Schools Without Walls, an innovative alternative school founded in the late 60’s in Philadelphia, Pennsylvania by the Parkway Program, is a precursor to virtual schools. Conceived as a learning experience where there was no building, no classroom, no seat time, and teachers were practitioners doing their work and affording students onsite apprenticeships, Schools Without Walls blurred the lines separating the community from student development.
Students pursued their interest, studied at their own pace, and moved forward based upon demonstrated competencies. A remnant of the innovation exists in the DC Public School District. There the approach operates in conjunction with George Washington University and, like the original model, uses the City and its resources as its classroom.
Increasingly, virtual schools mirror that
approach to teaching and learning. Regrettably, too many K-12 teachers are not skilled at integrating community resources into classroom practice. Even more important is the absence of teachers skilled at teaching online content. Like books and television from previous centuries, online content has revolutionized access to information, skills, and knowledge. No profession or workplace has escaped the influence of online content.

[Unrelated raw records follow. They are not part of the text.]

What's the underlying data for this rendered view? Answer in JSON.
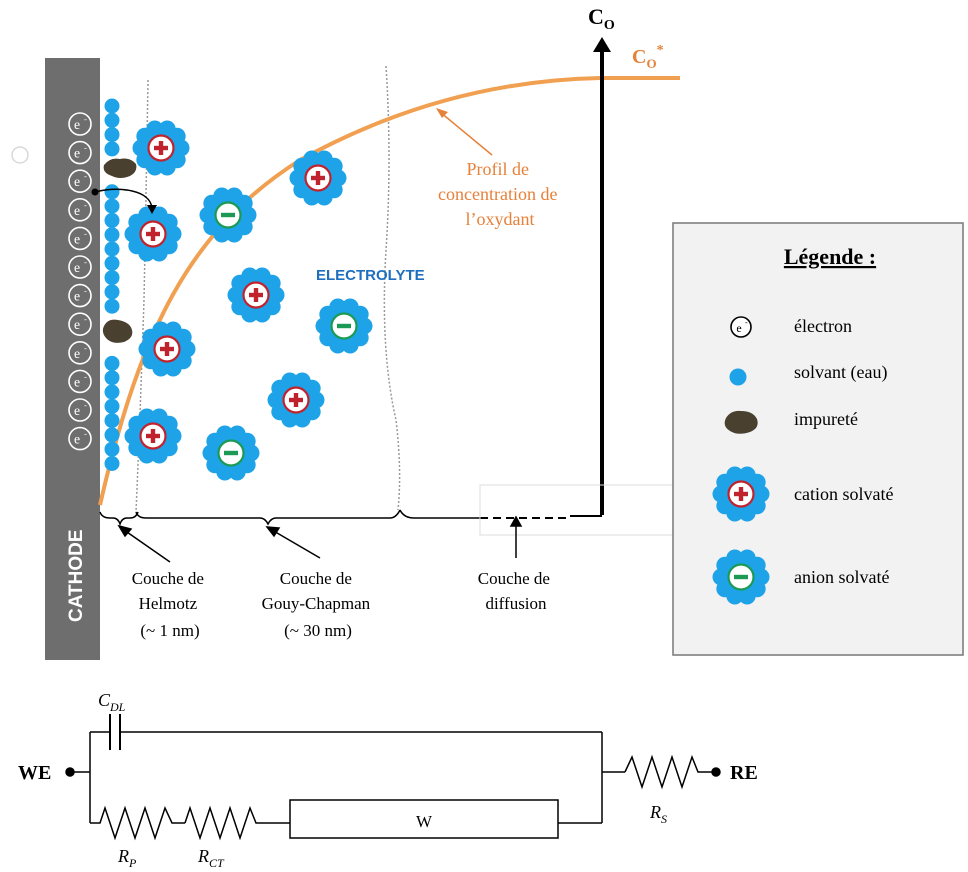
{
  "cathode_label": "CATHODE",
  "electrolyte_label": "ELECTROLYTE",
  "axis": {
    "label": "C",
    "sub": "O",
    "cstar": "C",
    "cstar_sub": "O",
    "cstar_sup": "*"
  },
  "profile_label": [
    "Profil de",
    "concentration de",
    "l’oxydant"
  ],
  "electron_symbol": "e",
  "electron_sup": "-",
  "layers": [
    {
      "lines": [
        "Couche de",
        "Helmotz",
        "(~ 1 nm)"
      ]
    },
    {
      "lines": [
        "Couche de",
        "Gouy-Chapman",
        "(~ 30 nm)"
      ]
    },
    {
      "lines": [
        "Couche de",
        "diffusion"
      ]
    }
  ],
  "legend": {
    "title": "Légende :",
    "items": [
      {
        "icon": "electron-icon",
        "label": "électron"
      },
      {
        "icon": "solvent-icon",
        "label": "solvant (eau)"
      },
      {
        "icon": "impurity-icon",
        "label": "impureté"
      },
      {
        "icon": "cation-icon",
        "label": "cation solvaté"
      },
      {
        "icon": "anion-icon",
        "label": "anion solvaté"
      }
    ]
  },
  "circuit": {
    "we": "WE",
    "re": "RE",
    "cdl": "C",
    "cdl_sub": "DL",
    "rp": "R",
    "rp_sub": "P",
    "rct": "R",
    "rct_sub": "CT",
    "rs": "R",
    "rs_sub": "S",
    "w": "W"
  },
  "colors": {
    "cathode": "#6e6e6e",
    "solvent": "#1ea3e8",
    "cation": "#c0232d",
    "anion": "#1a9a55",
    "profile": "#f0a050",
    "electrolyte_text": "#1f6fbf",
    "legend_bg": "#f2f2f2"
  }
}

Every college and university has, or is trying to, integrate online instruction into its standard operating procedure. Every school-aged child has been or will be informed or influenced by online content. And, every month, the quality, quantity, and accessibility of online content increase exponentially.
In every epoch technology leaves latecomers behind. The latecomers on the current landscape are education practitioners that are luddites and laggards when it comes to integrating online content into instruction. To be an effective contemporary educator one must include digital content and pedagogy into one’s repertoire.
Instruction without digital content is myopic. There are no walls, no time clocks, no fountains of knowledge, no sequences, no boundaries to teaching and learning. Teachers must require their students to study online without regard to age, sex, gender, or wealth.